Há ainda outros seis estádios com capacidades entre 40 mil e 50 mil pessoas, outra meia dezena que recebe entre 30 mil e 40 mil, oito entre 20 mil e 30 mil e 14 entre 10 mil e 20 mil. O menor é o campo do Argentino de Merlo, da terceira divisão local, no bairro de Merlo, ou o do San Miguel, da quarta divisão, que joga no Malvinas Argentinas, em Los Polvorines, para, no máximo, 11 mil pessoas.
Em outras palavras: Não há cidade no mundo onde se veja e se jogue tanto futebol como em Buenos Aires. Muitos portenhos – os que vivem na capital – e bonaerenses, da província, jogam futebol ao menos uma vez por semana em ligas amadoras ou em grupos de amigos.
“É raro alguém que não tenha o costume de jogar futebol em Buenos Aires”, escreveu o escritor Alejandro Dolina ao jornal argentino La Nación. Em seu livro Crónicas del Ángel Gris (sem tradução para o português), há um texto famoso sobre futebol – “Apuntes de fútbol en Flores”, bairro portenho de sua inspiração.
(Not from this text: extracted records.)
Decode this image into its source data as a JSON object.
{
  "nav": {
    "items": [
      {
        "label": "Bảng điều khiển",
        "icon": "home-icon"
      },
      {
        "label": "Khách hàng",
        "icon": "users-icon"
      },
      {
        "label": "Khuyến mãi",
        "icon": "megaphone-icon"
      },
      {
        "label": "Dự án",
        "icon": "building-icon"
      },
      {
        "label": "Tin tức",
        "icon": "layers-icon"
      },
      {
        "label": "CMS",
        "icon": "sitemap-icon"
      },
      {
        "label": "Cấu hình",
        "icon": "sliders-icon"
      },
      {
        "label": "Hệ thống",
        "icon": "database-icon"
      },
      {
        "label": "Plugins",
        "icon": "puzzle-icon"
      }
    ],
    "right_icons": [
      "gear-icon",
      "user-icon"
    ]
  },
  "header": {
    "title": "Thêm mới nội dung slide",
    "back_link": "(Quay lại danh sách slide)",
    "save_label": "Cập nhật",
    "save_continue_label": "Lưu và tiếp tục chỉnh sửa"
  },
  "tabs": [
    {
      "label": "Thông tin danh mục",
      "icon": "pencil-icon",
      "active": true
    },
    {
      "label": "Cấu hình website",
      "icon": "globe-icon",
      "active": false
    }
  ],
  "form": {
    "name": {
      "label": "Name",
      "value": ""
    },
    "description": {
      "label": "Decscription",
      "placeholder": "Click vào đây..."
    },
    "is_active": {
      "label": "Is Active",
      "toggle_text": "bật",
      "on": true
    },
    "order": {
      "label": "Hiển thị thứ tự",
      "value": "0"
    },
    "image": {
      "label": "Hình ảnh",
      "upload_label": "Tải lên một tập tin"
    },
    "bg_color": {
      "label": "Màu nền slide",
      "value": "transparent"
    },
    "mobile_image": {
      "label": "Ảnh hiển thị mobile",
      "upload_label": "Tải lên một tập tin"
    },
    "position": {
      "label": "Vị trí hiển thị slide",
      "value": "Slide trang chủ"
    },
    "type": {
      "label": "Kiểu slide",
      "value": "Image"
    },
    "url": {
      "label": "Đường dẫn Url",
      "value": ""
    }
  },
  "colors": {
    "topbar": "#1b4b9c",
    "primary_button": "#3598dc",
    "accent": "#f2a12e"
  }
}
Dolina segue jogando futebol todas as terças-feiras: Ele tem 71 anos e geralmente enfrenta zagueiros entre os 20 e os 30.
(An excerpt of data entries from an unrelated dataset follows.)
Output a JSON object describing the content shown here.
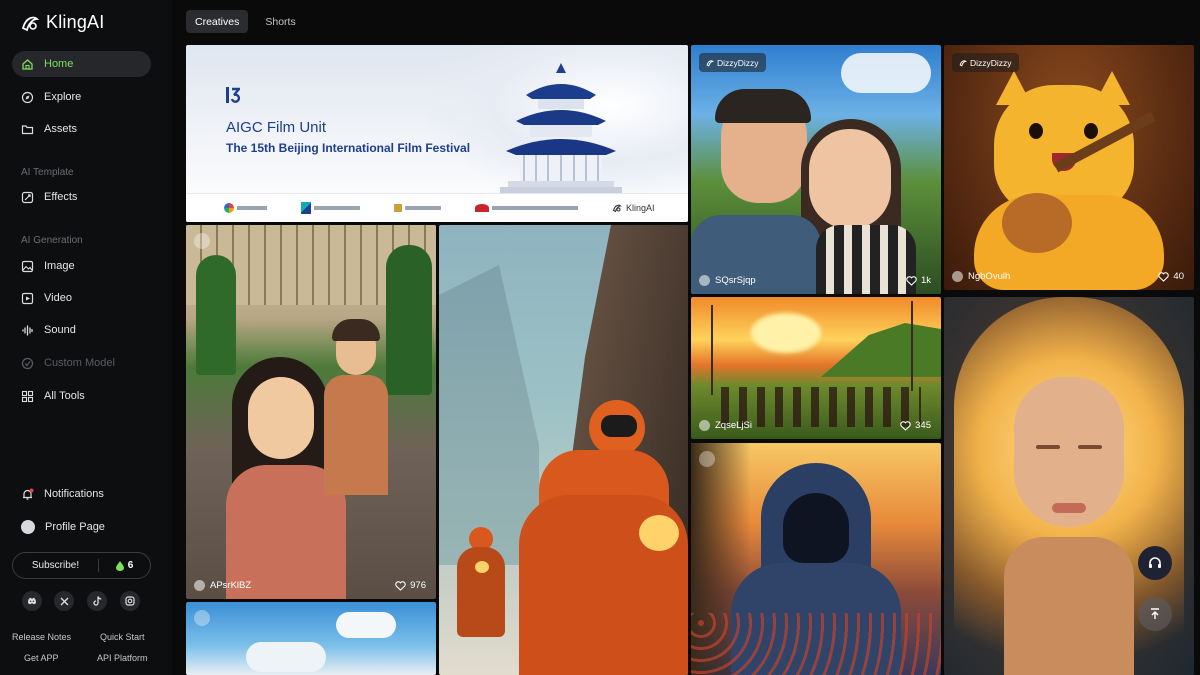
{
  "app": {
    "name": "KlingAI"
  },
  "sidebar": {
    "nav": [
      {
        "label": "Home",
        "icon": "home-icon"
      },
      {
        "label": "Explore",
        "icon": "compass-icon"
      },
      {
        "label": "Assets",
        "icon": "folder-icon"
      }
    ],
    "ai_template": {
      "label": "AI Template",
      "items": [
        {
          "label": "Effects",
          "icon": "effects-icon"
        }
      ]
    },
    "ai_generation": {
      "label": "AI Generation",
      "items": [
        {
          "label": "Image",
          "icon": "image-icon"
        },
        {
          "label": "Video",
          "icon": "video-icon"
        },
        {
          "label": "Sound",
          "icon": "sound-icon"
        },
        {
          "label": "Custom Model",
          "icon": "custom-model-icon"
        },
        {
          "label": "All Tools",
          "icon": "grid-icon"
        }
      ]
    },
    "notifications": "Notifications",
    "profile": "Profile Page",
    "subscribe": {
      "label": "Subscribe!",
      "credits": "6"
    },
    "social": [
      "discord-icon",
      "x-icon",
      "tiktok-icon",
      "instagram-icon"
    ],
    "footer_links": [
      "Release Notes",
      "Quick Start",
      "Get APP",
      "API Platform"
    ]
  },
  "tabs": [
    {
      "label": "Creatives",
      "active": true
    },
    {
      "label": "Shorts",
      "active": false
    }
  ],
  "banner": {
    "title": "AIGC Film Unit",
    "subtitle": "The 15th Beijing International Film Festival",
    "logo_text": "KlingAI"
  },
  "cards": {
    "couple_portrait": {
      "badge": "DizzyDizzy",
      "user": "SQsrSjqp",
      "likes": "1k"
    },
    "cat_guitar": {
      "badge": "DizzyDizzy",
      "user": "NgbOvulh",
      "likes": "40"
    },
    "anime_selfie": {
      "user": "APsrKlBZ",
      "likes": "976"
    },
    "sunset_riders": {
      "user": "ZqseLjSi",
      "likes": "345"
    }
  },
  "colors": {
    "accent": "#7de05a",
    "background": "#0a0a0b",
    "sidebar": "#0d0e10",
    "fab": "#1e2233"
  }
}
Pelos 36 estádios, Buenos Aires fica à frente de São Paulo, que possui 15, Londres, com 12, Rio de Janeiro, com nove, e Madri, na Espanha, com cinco. “Buenos Aires é uma das três cidades com mais estádios de futebol de qualquer tamanho, junto com Londres e Montevidéu, e uma das explicações possíveis é que aqui se manteve a tradição britânica de cada clube ter seu próprio estádio”, comentou o professor Julio Frydenberg, da Universidad de Buenos Aires (UBA), que escreveu o livro Historia Social del Fútbol, ao Clarín.
“Em outros países, todas as equipes de uma cidade jogam no estádio municipal. Aqui, teve muita luta dos clubes para conseguir seu terreno e construir as tribunas, com a ajuda dos vizinhos e de alguns mecenas”, completou.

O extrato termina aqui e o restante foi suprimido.